Let’s start with the abstract :
‘The unprecedented light curves of the Kepler space telescope document how the brightness of some stars pulsates at primary and secondary frequencies whose ratios are near the golden mean, the most irrational number.’
(continued) ‘A nonlinear dynamical system driven by an irrational ratio of frequencies generically exhibits a strange but nonchaotic attractor. For Kepler’s “golden” stars, we present evidence of the first observation of strange nonchaotic dynamics in nature outside the laboratory. This discovery could aid the classification and detailed modeling of variable stars.’
From the science paper itself:
‘We expanded this analysis to five other multi-frequency variable stars in Kepler’s field of view. The three additional golden RRc Lyrae stars KIC 4064484, KIC 8832417 and KIC 9453114, whose frequency ratios well approximate the golden mean, all exhibit signatures of strange nonchaotic dynamics, and their spectral scalings nearly collapse onto each other when the axes are proportionally scaled’
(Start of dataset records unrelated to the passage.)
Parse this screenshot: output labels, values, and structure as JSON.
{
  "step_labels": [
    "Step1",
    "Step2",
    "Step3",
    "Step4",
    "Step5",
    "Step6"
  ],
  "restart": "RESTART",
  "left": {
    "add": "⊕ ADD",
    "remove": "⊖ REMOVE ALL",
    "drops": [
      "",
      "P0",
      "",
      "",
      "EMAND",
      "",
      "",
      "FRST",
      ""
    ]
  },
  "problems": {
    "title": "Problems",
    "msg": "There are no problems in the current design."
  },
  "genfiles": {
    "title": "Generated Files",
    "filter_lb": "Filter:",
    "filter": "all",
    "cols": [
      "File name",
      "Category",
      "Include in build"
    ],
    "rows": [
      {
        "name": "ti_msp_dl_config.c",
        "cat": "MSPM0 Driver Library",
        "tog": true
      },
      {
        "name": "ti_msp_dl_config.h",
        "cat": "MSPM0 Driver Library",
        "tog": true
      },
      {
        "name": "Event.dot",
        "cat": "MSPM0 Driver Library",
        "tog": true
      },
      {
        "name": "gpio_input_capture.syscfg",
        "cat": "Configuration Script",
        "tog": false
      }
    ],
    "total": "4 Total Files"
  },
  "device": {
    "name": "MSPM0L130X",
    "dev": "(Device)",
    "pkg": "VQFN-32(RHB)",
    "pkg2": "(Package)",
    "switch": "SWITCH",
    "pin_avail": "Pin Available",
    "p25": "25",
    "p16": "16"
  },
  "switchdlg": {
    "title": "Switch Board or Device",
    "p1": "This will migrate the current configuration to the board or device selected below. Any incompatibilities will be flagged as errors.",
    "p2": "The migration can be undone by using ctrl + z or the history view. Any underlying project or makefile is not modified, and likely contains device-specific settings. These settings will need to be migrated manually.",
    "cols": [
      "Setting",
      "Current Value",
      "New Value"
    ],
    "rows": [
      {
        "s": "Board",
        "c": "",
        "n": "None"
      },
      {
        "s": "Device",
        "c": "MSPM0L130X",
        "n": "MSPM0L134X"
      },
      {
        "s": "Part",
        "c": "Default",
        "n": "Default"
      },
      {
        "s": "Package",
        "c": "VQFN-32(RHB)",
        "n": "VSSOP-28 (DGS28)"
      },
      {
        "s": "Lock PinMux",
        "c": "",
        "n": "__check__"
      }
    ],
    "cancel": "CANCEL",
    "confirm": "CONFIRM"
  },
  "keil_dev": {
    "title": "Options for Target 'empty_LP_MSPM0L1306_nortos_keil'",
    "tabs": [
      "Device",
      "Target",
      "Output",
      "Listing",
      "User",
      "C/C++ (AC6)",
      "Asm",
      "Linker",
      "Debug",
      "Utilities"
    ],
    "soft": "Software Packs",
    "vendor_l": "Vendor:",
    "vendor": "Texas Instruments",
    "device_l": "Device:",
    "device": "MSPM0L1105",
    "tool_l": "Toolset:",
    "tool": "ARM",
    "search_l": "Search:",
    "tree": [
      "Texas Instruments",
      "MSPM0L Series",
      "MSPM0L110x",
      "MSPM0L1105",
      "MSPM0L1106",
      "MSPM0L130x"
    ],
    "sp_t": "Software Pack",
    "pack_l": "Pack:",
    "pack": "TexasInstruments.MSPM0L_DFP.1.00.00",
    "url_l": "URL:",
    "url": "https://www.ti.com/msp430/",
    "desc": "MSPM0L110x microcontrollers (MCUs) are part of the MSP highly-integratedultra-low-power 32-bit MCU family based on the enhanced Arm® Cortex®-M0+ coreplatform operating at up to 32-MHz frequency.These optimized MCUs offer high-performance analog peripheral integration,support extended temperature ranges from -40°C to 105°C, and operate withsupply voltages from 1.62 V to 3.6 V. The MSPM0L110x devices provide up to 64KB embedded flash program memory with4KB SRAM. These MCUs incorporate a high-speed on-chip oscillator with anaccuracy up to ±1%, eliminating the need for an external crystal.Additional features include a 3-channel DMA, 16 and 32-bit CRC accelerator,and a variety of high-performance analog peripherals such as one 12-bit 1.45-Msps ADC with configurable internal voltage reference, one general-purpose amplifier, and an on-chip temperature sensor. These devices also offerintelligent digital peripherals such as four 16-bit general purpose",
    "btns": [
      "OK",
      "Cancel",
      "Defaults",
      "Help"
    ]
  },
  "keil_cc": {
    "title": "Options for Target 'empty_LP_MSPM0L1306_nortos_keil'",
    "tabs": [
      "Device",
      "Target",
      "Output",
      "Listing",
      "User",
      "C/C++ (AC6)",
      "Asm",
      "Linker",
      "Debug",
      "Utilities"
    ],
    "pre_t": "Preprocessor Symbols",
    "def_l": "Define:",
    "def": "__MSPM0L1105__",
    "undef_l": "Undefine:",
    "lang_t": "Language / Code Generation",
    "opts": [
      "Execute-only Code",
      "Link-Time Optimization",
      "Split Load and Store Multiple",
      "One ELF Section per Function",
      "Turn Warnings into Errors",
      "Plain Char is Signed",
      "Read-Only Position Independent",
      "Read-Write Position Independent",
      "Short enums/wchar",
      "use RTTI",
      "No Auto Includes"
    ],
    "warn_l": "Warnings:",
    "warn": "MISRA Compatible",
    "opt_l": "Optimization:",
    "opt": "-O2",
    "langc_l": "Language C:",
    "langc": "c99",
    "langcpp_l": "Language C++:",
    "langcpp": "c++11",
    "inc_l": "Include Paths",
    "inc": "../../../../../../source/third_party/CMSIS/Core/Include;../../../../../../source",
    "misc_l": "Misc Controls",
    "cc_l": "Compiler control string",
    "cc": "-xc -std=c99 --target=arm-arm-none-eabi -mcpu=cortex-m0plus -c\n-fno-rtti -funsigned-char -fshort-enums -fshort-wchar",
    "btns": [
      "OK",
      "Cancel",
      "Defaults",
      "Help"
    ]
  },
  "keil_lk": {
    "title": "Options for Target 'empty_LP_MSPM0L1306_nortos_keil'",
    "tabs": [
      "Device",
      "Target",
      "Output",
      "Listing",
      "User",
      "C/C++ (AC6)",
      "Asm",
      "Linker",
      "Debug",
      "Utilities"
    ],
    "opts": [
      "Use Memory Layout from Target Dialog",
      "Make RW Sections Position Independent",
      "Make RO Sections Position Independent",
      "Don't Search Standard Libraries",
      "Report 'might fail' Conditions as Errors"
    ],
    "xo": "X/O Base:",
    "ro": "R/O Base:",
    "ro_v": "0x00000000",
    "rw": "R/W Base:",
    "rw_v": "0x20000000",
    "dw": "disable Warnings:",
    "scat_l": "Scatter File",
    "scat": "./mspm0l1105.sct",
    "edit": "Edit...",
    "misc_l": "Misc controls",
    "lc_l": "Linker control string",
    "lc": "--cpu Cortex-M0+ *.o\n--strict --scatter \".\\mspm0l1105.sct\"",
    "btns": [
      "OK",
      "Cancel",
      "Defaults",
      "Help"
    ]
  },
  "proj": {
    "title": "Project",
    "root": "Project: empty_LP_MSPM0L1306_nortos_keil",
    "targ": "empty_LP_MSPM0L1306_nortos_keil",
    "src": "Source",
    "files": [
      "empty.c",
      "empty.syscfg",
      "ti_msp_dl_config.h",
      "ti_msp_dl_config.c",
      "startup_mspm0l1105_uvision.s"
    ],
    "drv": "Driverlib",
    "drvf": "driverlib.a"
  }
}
Another quote: ‘In contrast, two non-golden RRab Lyrae stars KIC 4484128 and KIC 7505345, whose frequency ratios well approximate the simple fraction 3/2, exhibit qualitatively different dynamics’
3:2 ratio = Fibonacci first order resonance like Neptune:Pluto
All this looks exactly along the lines we’ve been putting forward for the last two years here at the Talkshop.
The paper concludes:
‘Strange nonchaotic attractors have been observed in laboratory experiments involving magneto-elastic ribbons, electrochemical cells, electronic circuits, and a neon glow discharge, but never before in non-experiments in nature.
The pulsating star KIC 5520878 may be the first strange nonchaotic dynamical system observed in the wild.’